Les signaux d’un retour à la normale
Comment savoir qu’on peut relancer sereinement une phase lourde ? Trois indicateurs simples, observables sans information privilégiée :
- Les stations de votre secteur servent plusieurs jours d’affilée, sans file d’attente exceptionnelle.
- Les transporteurs de matériaux acceptent de nouveau de s’engager sur une date de livraison précise, et non sur un vague « dans la semaine ».
- L’écart entre le prix annoncé au téléphone et le prix payé à la livraison se resserre.
Quand ces trois signaux sont réunis, c’est le moment de programmer vos coulages et vos gros enlèvements.
Questions fréquentes
Puis-je renégocier un devis déjà signé à cause de la hausse du transport ?
Cela dépend de ce que dit le devis. S’il porte la mention « prix ferme et définitif », l’entreprise doit en principe l’assumer. S’il ne dit rien, vous êtes dans une zone grise et la négociation est inévitable : proposez alors un partage du surcoût documenté par des factures de transport, plutôt qu’un forfait décidé à l’oral.
Qui doit payer le surcoût de livraison des matériaux, moi ou l’entreprise ?

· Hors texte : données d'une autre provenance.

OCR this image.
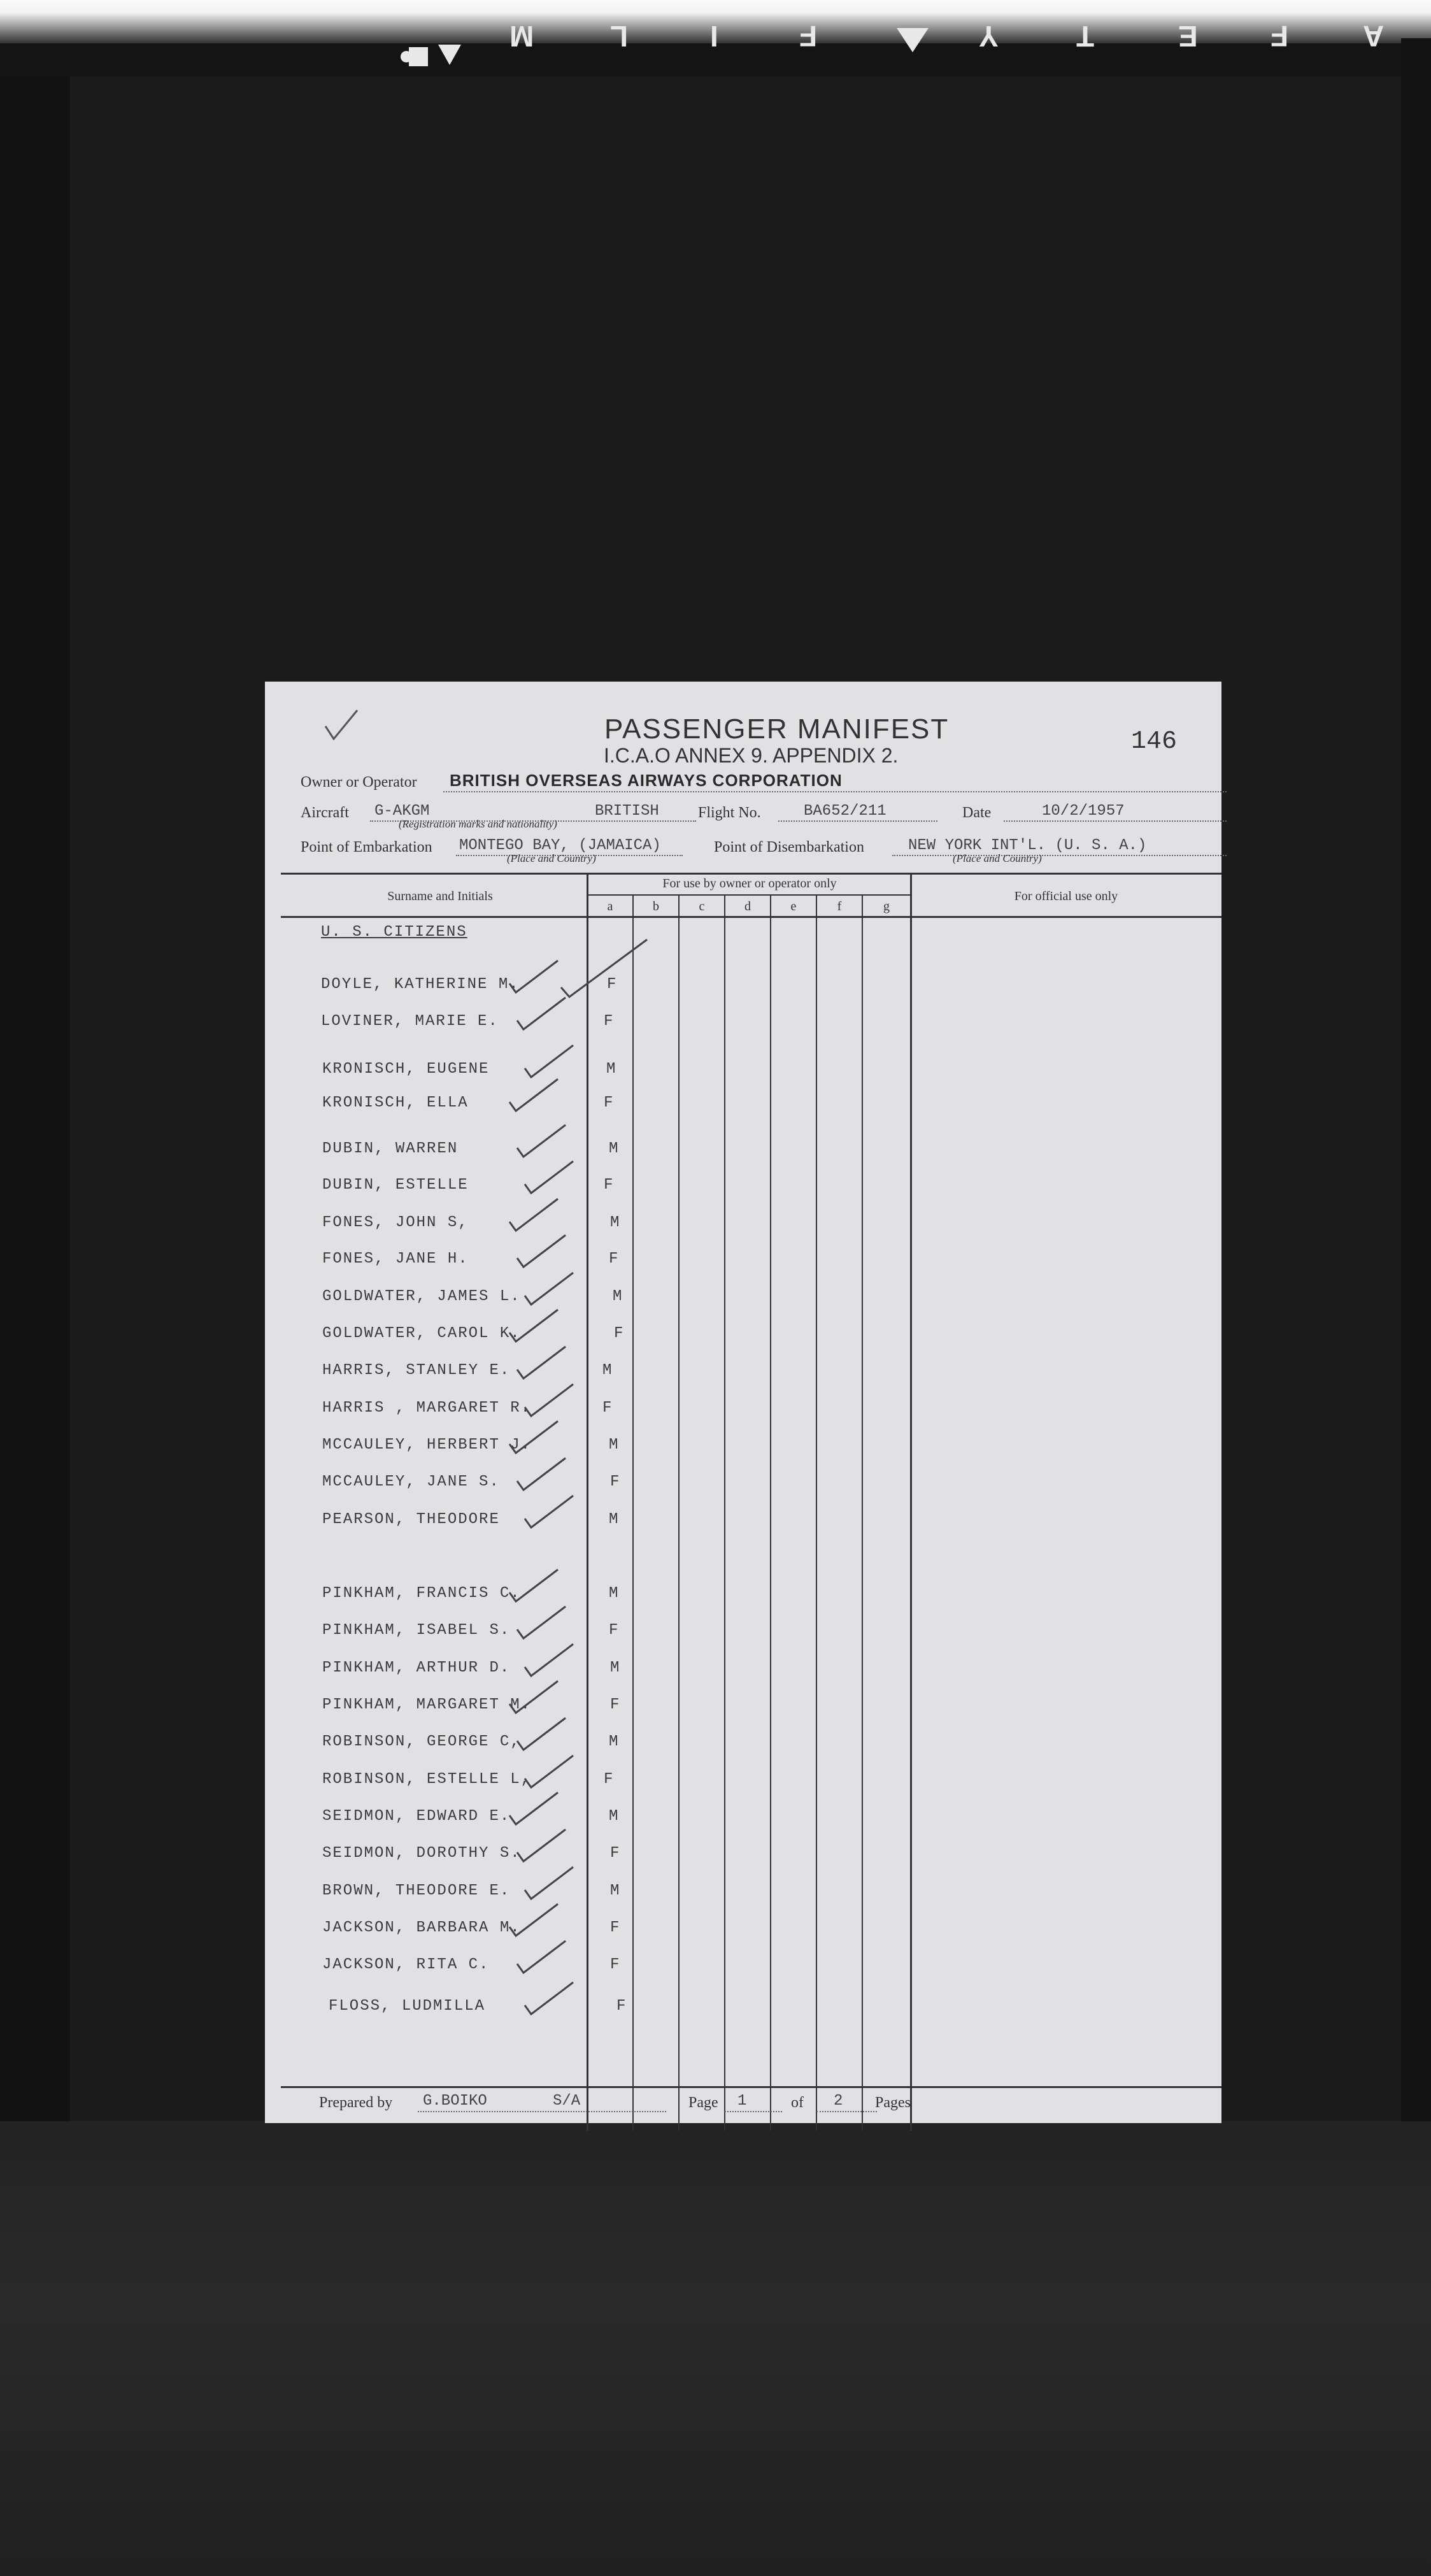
A
F
E
T
Y
F
I
L
M
PASSENGER MANIFEST
I.C.A.O ANNEX 9. APPENDIX 2.	146
Owner or Operator BRITISH OVERSEAS AIRWAYS CORPORATION
Aircraft G-AKGM	BRITISH
(Registration marks and nationality)
Flight No.	BA652/211	Date	10/2/1957
Point of Embarkation MONTEGO BAY, (JAMAICA)
(Place and Country)
Point of Disembarkation	NEW YORK INT'L. (U. S. A.)
(Place and Country)
Surname and Initials
For use by owner or operator only
For official use only
a	b	c	d	e	f	g
U. S. CITIZENS
DOYLE, KATHERINE M.	F
LOVINER, MARIE E.	F
KRONISCH, EUGENE	M
KRONISCH, ELLA	F
DUBIN, WARREN	M
DUBIN, ESTELLE	F
FONES, JOHN S,	M
FONES, JANE H.	F
GOLDWATER, JAMES L.	M
GOLDWATER, CAROL K.	F
HARRIS, STANLEY E.	M
HARRIS , MARGARET R.	F
MCCAULEY, HERBERT J.	M
MCCAULEY, JANE S.	F
PEARSON, THEODORE	M
PINKHAM, FRANCIS C.	M
PINKHAM, ISABEL S.	F
PINKHAM, ARTHUR D.	M
PINKHAM, MARGARET M.	F
ROBINSON, GEORGE C,	M
ROBINSON, ESTELLE L,	F
SEIDMON, EDWARD E.	M
SEIDMON, DOROTHY S.	F
BROWN, THEODORE E.	M
JACKSON, BARBARA M.	F
JACKSON, RITA C.	F
FLOSS, LUDMILLA	F
Prepared by G.BOIKO	S/A	Page 1	of 2 Pages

Celui que le contrat désigne. Si l’entreprise fournit les matériaux, le transport fait partie de son prix. Si vous fournissez, il est à votre charge. C’est précisément pour cela qu’il faut trancher la question par écrit avant le démarrage, et faire figurer les quantités dans le devis.
Vaut-il mieux repousser le chantier à la saison sèche ?
Reporter le gros œuvre après l’hivernage a du sens pour des raisons techniques — terrassement, fondations, séchage — bien plus que pour des raisons de carburant. En revanche, profiter de la saison des pluies pour finaliser les études, les autorisations et les achats groupés est un excellent usage de ce temps d’attente.
Un groupe électrogène est-il rentable pour un chantier de maison individuelle ?
Sur un chantier raccordé au réseau et situé dans un quartier correctement desservi, la location ponctuelle d’un groupe pour les jours de coulage suffit largement. L’achat ne devient intéressant que sur un chantier long, en zone non raccordée, ou si vous prévoyez de le conserver ensuite pour le logement lui-même.
Comment vérifier que je ne suis pas surfacturé sur le ciment ?
Demandez systématiquement une facture mentionnant le prix unitaire du sac ou de la tonne, distinct du coût de transport. C’est la seule façon de comparer honnêtement deux fournisseurs, et de constater une éventuelle surfacturation par rapport au prix encadré.